The accused seemed to have an air of magic about him. Trying to take him off guard, President de Mansencal asked him how he had invoked the evil spirit that taught him so much about the people of Artigat. [Jean de] Coras said that he paled and for once hesitated, to the judge a sure sign of guilt. This reaction, I think, may have resulted not only from the defendant’s sense of danger, but also from anger that his natural skills were being so misrepresented.
But eventually, this standoff could not go on forever. Du Tilh was found guilty of ‘imposture and false supposition of name and person and of adultery’. He was sentenced to death.
***
Why does this story remain so popular? What is it that appeals to us about this case? When Jean de Coras wrote his account of the trial, Arrest Memorable, he did not do so for entirely commercial reasons, but because he saw something deeper in it. All this interest cannot be put down to its peculiarity, though that is a factor. And nor, I think, can its success be attributed to wish-fulfilment, the notion of simply leaving one’s life and picking up where someone else left off. Instead, I think what appeals to us about the case of Martin Guerre has as much to do with our understanding of identity as anything else. It speaks about much of what makes us individuals, and how this relates to our interactions with others.
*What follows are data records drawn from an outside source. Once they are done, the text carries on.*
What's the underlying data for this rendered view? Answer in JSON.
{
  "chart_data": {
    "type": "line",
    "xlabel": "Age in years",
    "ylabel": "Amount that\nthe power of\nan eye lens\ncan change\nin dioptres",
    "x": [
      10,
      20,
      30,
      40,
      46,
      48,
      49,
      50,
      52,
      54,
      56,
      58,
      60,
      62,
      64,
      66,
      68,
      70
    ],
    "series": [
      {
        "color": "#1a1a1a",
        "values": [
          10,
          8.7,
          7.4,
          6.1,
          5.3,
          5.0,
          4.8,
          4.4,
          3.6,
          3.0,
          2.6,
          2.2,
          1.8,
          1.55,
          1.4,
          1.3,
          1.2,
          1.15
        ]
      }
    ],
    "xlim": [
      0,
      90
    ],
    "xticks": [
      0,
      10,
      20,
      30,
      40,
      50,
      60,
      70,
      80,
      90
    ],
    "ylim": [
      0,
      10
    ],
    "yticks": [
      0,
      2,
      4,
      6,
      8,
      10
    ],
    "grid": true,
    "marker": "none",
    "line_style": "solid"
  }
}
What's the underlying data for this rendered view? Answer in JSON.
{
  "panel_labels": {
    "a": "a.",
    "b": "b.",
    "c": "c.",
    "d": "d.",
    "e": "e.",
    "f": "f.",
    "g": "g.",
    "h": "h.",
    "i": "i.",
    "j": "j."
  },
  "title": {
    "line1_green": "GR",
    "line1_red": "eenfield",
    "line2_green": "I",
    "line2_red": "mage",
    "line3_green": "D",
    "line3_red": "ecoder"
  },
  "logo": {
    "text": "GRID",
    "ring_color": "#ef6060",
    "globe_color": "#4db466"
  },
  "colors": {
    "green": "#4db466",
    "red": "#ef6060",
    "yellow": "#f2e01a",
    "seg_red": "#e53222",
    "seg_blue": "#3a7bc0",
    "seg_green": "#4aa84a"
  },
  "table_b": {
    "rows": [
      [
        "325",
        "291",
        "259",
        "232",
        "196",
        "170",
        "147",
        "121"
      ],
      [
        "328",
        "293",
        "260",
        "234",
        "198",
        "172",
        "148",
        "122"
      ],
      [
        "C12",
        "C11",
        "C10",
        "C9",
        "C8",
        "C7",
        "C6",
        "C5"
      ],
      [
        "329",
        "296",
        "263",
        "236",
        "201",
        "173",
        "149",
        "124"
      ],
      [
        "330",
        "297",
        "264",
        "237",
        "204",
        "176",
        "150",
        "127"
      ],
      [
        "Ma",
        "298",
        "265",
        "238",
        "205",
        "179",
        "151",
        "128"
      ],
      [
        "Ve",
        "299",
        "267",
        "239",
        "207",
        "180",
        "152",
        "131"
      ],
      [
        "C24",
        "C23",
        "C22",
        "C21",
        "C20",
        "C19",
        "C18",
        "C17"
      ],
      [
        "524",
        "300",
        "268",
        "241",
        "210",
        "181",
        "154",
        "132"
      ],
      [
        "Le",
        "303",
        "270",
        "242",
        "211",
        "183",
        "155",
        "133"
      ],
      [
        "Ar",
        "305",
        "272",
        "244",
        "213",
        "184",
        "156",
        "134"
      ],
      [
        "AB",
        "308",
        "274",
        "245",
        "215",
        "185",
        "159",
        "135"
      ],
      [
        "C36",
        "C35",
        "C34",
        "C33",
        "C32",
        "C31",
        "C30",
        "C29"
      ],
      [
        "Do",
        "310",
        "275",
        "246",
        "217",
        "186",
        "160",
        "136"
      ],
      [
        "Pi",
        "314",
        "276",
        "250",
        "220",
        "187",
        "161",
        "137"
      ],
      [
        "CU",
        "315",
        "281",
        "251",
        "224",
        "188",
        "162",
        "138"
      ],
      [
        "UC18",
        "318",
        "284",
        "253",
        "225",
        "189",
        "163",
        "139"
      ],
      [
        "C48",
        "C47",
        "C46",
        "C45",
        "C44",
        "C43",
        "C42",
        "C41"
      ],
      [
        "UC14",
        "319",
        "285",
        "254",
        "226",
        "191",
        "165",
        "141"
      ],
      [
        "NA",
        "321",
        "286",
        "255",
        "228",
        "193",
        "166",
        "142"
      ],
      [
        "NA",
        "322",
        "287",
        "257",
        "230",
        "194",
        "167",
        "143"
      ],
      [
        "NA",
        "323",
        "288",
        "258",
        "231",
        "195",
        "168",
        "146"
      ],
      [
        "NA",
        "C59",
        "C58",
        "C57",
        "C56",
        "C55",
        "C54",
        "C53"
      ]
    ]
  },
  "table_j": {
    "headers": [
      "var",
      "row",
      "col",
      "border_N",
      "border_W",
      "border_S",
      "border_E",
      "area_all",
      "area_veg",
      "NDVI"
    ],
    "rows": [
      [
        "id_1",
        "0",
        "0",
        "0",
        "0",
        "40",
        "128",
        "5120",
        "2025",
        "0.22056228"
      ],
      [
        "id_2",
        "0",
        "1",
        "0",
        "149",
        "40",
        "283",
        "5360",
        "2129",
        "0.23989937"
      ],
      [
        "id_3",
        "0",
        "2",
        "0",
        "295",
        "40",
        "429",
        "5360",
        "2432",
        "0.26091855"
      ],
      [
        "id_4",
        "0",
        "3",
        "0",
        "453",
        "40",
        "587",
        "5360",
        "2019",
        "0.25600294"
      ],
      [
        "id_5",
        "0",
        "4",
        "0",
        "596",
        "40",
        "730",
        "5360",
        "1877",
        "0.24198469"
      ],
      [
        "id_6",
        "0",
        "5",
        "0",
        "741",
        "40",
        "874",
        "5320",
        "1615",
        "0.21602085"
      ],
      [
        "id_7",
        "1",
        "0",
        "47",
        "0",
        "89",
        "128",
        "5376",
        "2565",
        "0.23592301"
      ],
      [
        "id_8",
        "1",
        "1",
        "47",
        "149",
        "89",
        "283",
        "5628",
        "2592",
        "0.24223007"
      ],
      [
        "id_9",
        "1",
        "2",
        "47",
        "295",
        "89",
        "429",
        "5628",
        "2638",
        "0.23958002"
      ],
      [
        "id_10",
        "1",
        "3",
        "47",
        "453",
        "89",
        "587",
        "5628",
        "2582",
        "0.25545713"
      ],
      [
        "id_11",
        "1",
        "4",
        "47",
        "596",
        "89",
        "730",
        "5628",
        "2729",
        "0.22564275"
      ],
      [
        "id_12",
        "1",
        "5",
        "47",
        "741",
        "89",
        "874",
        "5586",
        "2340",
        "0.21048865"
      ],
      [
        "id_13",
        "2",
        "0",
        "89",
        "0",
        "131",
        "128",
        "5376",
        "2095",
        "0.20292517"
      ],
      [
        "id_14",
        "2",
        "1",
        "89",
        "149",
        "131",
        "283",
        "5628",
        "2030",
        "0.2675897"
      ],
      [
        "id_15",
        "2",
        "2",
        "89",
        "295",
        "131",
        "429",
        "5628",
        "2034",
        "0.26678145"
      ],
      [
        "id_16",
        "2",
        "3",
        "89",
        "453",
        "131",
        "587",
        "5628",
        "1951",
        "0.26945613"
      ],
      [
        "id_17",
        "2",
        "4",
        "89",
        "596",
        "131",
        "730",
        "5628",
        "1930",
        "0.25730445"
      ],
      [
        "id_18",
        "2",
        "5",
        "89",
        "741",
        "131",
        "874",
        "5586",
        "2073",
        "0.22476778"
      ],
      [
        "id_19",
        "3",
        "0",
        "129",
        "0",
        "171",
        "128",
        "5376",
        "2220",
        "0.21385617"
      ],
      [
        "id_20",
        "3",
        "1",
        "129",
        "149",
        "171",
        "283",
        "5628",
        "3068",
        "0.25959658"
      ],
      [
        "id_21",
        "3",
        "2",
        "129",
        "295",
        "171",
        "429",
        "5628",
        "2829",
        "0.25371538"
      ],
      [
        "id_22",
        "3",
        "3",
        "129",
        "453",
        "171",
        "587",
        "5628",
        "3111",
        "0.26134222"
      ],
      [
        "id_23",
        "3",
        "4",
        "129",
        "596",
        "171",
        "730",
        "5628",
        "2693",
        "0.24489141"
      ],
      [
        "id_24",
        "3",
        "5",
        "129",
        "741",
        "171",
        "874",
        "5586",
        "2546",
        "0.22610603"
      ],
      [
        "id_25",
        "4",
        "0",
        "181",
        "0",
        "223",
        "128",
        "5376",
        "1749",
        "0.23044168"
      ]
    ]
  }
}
When Emmanuel Le Roy Ladurie wrote Montaillou, he showed that even the most seemingly insignificant lives can have meaning: personally, intellectually, and historically. People mattered; people matter. Illiterate peasants matter; their lives were not trivial but important, their struggles not insignificant but vital. This story, though it is superficially similar, has a different implication for the same idea. Though we are all important – the heroes of our own stories, if you will – that importance is derived from other factors. That someone else could potentially supplant us, walking into our lives and simply taking over from where we left off, is a remarkable thought, all the more interesting because it is so frightening. This story – the story of Martin Guerre – is so fascinating because it contains the reminder that, in a favourable set of circumstances, we could cease being ourselves, and someone else could very easily assume that mantle.